If it's long, then the second and third bytes are an additional list of
bits to declare which children use offset compression.
* The third bit picks between stack compression and backref compression.
In stack compression, the pointers are implicit, while backref uses
one byte to look back to previous nodes in the same file.
* The least significant bit picks between pure-suffix-only and may-have-prefix
nodes: this is the only bit that is used in the canonical form shown above.
More information on this above, under the "Pure suffix representation" head.
* If the "long" bit is set, two more bytes are dropped in with child compression
flags, just like the most significant nibble of the first byte.

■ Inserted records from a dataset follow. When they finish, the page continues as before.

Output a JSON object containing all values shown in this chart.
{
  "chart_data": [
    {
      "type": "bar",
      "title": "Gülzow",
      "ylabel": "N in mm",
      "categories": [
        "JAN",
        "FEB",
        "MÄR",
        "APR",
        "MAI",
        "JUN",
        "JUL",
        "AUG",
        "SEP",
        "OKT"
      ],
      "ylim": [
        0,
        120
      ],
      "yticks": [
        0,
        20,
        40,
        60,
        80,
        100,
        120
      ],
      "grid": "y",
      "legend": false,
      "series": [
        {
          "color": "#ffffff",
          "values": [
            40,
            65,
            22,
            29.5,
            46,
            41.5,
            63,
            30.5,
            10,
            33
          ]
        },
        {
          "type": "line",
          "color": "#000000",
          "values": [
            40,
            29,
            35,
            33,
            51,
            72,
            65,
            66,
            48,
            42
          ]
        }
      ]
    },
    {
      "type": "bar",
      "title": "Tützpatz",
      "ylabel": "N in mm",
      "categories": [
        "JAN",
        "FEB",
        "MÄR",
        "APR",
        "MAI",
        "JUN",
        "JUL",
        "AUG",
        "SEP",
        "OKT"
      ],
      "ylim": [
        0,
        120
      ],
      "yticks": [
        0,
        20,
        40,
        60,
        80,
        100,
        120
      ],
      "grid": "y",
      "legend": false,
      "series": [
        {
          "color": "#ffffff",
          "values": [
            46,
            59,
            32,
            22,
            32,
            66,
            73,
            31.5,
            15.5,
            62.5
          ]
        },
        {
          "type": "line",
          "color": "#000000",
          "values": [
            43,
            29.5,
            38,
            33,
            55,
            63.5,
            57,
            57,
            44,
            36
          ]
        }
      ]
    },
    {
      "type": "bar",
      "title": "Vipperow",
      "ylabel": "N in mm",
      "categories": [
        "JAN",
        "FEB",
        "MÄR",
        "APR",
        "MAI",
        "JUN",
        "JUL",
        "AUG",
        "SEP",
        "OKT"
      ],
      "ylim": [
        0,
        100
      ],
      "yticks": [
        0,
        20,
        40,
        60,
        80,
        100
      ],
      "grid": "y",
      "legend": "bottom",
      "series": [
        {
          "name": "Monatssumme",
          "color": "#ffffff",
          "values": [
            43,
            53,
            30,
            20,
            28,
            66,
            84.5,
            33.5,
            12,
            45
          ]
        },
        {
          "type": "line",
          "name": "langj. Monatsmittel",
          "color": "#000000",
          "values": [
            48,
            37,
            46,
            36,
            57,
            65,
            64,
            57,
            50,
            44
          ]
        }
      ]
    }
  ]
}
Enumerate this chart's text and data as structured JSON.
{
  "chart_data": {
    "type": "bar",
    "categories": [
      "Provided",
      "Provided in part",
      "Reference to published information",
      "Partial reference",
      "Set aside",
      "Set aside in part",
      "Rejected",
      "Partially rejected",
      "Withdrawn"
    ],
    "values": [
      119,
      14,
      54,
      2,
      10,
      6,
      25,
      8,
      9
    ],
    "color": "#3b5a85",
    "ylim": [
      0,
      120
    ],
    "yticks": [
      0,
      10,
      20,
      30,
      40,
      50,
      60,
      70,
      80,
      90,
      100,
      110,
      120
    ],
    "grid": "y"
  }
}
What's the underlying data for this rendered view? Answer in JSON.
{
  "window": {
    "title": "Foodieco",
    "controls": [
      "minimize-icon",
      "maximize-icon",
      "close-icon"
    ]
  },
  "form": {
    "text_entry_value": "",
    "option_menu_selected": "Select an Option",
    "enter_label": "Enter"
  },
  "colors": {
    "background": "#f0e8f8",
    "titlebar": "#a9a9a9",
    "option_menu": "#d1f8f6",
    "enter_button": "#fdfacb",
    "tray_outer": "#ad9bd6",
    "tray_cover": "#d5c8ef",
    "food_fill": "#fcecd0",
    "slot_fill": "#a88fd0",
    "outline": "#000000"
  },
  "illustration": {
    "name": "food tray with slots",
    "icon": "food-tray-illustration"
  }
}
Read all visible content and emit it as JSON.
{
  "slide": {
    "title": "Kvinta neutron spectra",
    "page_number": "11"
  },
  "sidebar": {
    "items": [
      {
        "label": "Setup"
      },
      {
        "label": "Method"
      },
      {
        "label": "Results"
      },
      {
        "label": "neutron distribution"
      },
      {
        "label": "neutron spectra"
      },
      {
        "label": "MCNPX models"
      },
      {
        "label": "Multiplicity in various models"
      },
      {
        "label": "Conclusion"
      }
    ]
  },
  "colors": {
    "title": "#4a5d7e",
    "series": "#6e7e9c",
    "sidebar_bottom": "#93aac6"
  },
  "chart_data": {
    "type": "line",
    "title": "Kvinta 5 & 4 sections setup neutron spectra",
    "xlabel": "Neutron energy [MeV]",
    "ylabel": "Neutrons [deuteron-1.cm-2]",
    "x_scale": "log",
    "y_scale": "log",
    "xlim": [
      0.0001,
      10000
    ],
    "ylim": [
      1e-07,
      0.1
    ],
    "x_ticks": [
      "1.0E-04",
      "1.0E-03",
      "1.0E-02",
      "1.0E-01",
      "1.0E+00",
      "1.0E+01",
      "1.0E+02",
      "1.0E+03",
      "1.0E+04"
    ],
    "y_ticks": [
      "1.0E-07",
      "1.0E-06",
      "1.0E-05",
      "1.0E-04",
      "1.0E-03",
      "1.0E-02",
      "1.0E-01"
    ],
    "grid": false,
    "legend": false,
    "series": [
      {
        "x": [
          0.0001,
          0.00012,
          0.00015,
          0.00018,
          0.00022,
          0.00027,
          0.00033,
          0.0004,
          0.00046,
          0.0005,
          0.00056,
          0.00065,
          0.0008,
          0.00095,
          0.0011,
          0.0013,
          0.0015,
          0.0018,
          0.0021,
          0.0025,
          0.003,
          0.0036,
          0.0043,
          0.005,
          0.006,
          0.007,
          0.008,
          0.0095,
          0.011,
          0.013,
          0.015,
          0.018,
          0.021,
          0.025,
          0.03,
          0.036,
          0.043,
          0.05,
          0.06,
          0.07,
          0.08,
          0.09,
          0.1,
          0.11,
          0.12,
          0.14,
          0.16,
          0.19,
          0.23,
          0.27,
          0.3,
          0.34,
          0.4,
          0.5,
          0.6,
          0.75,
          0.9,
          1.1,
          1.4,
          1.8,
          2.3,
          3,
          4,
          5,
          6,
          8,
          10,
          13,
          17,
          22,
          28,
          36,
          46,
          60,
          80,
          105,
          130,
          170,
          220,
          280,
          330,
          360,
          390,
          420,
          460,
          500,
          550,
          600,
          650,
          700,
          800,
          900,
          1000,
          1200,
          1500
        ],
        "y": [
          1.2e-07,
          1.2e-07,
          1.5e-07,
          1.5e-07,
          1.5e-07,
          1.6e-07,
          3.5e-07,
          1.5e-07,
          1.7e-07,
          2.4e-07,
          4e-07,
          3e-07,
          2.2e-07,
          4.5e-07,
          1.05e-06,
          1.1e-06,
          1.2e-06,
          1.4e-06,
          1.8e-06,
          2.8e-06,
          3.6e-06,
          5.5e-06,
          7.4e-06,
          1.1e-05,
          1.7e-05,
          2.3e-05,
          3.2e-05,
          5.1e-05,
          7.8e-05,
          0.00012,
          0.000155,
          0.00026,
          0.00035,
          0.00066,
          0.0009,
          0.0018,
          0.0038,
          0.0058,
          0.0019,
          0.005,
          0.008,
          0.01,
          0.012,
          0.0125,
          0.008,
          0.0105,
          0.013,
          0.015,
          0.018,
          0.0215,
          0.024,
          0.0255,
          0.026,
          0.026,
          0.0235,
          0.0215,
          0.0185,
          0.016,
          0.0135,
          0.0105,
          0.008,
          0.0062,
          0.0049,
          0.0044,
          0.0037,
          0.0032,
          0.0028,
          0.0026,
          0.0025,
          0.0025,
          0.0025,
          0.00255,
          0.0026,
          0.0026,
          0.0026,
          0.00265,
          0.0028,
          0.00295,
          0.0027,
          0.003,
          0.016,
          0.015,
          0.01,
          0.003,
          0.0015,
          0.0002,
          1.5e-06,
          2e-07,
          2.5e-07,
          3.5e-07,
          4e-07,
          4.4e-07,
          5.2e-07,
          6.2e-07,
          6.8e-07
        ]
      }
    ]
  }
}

The remaining bytes look like this:
* Data length, as one byte, or a data offset, also one byte,
depending on whether dictionary compression is used for the data.
* Data. The initial character, which our parent node has a copy of,
is not stored here and is not considered part of the length. Absent
if dictionary compression is used, or if length is zero.
* Child length counts. The same format as canonical.
* The pointers, encoded as either offset or six byte ID, depending on if
the corresponding flag in the first byte is set. For example, if the
compression byte is 0x10, then the first child is an offset.
If stack compression is used, then the decoder will pick the previous
children in reverse order, skiping any children that have already been
referred to by another node.
If backref compression is used, then the nodes are picked by their
previous position, starting at 0.
* Child branches, in the same form used by canonical.
* Roaring bitmaps for whole strings and suffixes, with special representation
for very short lists. The format is the same as the canonical format.